No mundo civilizado, existe a figura do elder statesman, que o dicionário Collins define como “pessoa de idade, experiente e eminente, especialmente um político, cujo conselho é freqüentemente procurado”.
No Brasil, nós temos Fernando Henrique Cardoso, um ex-presidente da República especializado em metralhar opiniões contraditórias de cima do muro, espécie de biruta moral que muda de ideia ao sabor do vento.
Desde meados de maio, ele já sugeriu a renúncia de Temer, depois recuou. Um dia ligou para ele, no outro se encontrou, no seguinte falou que falta legitimidade a seu governo.
Sua posição, na tarde deste sábado, é a seguinte: “Ele podia chamar as forças políticas e antecipar a eleição para daqui a oito, nove meses. Isso para ter legitimidade”.
Amanhã será diferente. Tudo publicado na imprensa, que repercute qualquer coisa de FHC — menos, obviamente, a verdade.
A verdade é que ele não sabe para onde ir. Apoiou o golpe, viu no que deu e agora é um senhor perdido na multidão que tenta se livrar da responsabilidade.
Se não é ouvido e respeitado nem em seu partido, como esperar reação diferente de quem não é colega?
A única manifestação sincera e coerente de Fernando Henrique é com relação a João Doria Junior. Ali o desprezo é figadal, genuíno, sem meias palavras.
O velho nunca escondeu que não gosta de seu menino sessentão, vaidoso como ele. Fez campanha para Andrea Matarazzo, da turma de Serra, que não ganha eleição para síndico, para ser candidato tucano em SP.
“Se você for um gestor, não vai inspirar nada.

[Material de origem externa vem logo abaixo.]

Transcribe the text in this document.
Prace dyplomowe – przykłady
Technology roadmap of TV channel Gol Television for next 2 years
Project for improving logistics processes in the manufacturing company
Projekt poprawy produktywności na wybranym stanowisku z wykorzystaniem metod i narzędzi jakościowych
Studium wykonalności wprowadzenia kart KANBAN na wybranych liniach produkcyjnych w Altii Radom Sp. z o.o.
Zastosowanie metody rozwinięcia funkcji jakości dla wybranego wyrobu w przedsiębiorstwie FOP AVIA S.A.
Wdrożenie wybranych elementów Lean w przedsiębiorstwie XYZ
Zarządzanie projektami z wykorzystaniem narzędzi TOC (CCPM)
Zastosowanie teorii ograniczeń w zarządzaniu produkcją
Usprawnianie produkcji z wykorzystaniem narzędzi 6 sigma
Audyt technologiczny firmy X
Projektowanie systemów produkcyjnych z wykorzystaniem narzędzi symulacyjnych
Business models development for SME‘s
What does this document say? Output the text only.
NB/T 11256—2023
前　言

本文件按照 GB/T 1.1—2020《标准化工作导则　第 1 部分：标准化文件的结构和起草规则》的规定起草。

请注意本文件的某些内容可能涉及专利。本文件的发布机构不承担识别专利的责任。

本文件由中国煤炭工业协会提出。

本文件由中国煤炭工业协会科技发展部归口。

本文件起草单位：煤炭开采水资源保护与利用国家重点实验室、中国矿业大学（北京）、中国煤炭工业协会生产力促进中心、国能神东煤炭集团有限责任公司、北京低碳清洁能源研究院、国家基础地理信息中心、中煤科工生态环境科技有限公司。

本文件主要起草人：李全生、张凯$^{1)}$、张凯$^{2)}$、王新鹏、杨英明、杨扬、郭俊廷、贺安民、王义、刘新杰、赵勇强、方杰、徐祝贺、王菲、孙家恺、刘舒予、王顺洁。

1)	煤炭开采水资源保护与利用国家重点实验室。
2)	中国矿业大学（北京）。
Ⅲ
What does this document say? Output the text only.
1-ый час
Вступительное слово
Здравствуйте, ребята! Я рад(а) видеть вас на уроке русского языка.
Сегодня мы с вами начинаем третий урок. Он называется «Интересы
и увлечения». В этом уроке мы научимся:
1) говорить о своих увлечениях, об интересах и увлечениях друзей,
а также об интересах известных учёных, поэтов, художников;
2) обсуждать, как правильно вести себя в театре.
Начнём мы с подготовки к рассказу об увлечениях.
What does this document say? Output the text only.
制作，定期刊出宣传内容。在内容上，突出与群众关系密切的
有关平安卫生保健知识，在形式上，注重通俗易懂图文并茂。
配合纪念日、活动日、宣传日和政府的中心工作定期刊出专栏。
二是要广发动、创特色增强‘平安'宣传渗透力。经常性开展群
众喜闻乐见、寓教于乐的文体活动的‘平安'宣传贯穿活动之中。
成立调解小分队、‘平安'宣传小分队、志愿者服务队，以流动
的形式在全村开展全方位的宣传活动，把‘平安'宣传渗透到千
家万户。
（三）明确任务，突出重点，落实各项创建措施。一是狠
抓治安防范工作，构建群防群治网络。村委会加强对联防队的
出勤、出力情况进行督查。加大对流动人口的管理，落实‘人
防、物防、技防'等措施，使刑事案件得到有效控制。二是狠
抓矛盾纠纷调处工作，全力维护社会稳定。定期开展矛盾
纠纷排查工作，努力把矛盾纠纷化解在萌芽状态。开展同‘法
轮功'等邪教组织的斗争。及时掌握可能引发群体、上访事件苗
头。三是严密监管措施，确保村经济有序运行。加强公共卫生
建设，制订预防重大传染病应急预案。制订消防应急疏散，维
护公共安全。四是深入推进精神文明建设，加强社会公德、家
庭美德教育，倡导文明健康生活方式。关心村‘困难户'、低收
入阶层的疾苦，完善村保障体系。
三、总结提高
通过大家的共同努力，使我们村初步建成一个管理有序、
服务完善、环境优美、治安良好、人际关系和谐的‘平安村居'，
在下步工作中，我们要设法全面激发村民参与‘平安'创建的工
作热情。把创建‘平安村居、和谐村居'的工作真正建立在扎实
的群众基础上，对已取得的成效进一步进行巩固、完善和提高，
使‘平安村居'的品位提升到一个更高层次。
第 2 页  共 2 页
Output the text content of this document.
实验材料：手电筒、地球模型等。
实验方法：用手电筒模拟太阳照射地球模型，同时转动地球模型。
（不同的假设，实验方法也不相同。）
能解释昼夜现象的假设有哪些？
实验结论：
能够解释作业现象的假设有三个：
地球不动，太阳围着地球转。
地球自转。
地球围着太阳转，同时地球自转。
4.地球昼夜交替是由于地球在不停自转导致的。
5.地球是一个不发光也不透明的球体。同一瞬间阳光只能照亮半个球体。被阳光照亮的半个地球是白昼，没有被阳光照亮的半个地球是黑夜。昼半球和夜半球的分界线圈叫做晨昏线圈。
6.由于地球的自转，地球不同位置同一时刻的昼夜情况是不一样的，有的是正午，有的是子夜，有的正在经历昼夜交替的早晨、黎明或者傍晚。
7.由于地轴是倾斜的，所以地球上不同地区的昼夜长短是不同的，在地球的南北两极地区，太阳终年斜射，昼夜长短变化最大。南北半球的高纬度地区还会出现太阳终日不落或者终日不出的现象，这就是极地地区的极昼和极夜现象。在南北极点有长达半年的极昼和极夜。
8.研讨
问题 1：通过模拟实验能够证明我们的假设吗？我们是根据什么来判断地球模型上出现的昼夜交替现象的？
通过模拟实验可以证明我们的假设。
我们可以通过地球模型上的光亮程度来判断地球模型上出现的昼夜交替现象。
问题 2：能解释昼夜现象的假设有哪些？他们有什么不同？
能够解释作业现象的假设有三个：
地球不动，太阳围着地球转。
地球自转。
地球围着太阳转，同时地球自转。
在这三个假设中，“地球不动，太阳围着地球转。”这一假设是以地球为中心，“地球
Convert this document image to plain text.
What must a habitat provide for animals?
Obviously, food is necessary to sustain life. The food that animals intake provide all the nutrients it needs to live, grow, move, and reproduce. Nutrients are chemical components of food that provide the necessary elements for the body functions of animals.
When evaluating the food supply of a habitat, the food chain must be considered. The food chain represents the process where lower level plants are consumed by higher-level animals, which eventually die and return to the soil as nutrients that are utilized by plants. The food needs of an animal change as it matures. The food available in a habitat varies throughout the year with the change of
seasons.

Tem que ser líder”, declarou há alguns meses.
Numa palestra a empresários da área médica em São Paulo, FCH voltou a carga e lembrou que Doria não fez nada.
“Isto aqui [o celular] está no meu bolso, não na minha alma. O mundo hoje tem isso aqui na alma. O prefeito de São Paulo está fazendo algum sucesso porque ele manipula isso aqui o dia inteiro. Ele mudou alguma coisa? Eu ainda não vi. Mas [mexer] aqui ele sabe”, disse.
Doria, constrangido por ser criticado publicamente por seu ídolo, respondeu no dia seguinte que “ele está precisando sair um pouco de seu apartamento e visitar São Paulo”.
FHC tem toda razão: Doria é uma fraude completa, um marqueteiro que carregou para a prefeitura as práticas nebulosas de sua empresa de lobbies.
Seu grande feito, até agora, foi dispersar a cracolândia. Virou presidenciável porque a direita precisa de um antilula mais limpinho que Bolsonaro.
Mas não é isso que incomoda FHC. Não é o risco que uma empulhação como JD representa para o Brasil.
O problema é que Doria é o espelho dele. É o seu legado. Naqueles litros de botox está estampado seu fracasso. Dói.
Com o trio corrupto Serra-Alckmin-Aécio na draga, sobrou no colo de Fernando Henrique Cardoso um playboy destemperado — e que, o pior, aparece na mídia amiga tanto quanto ele.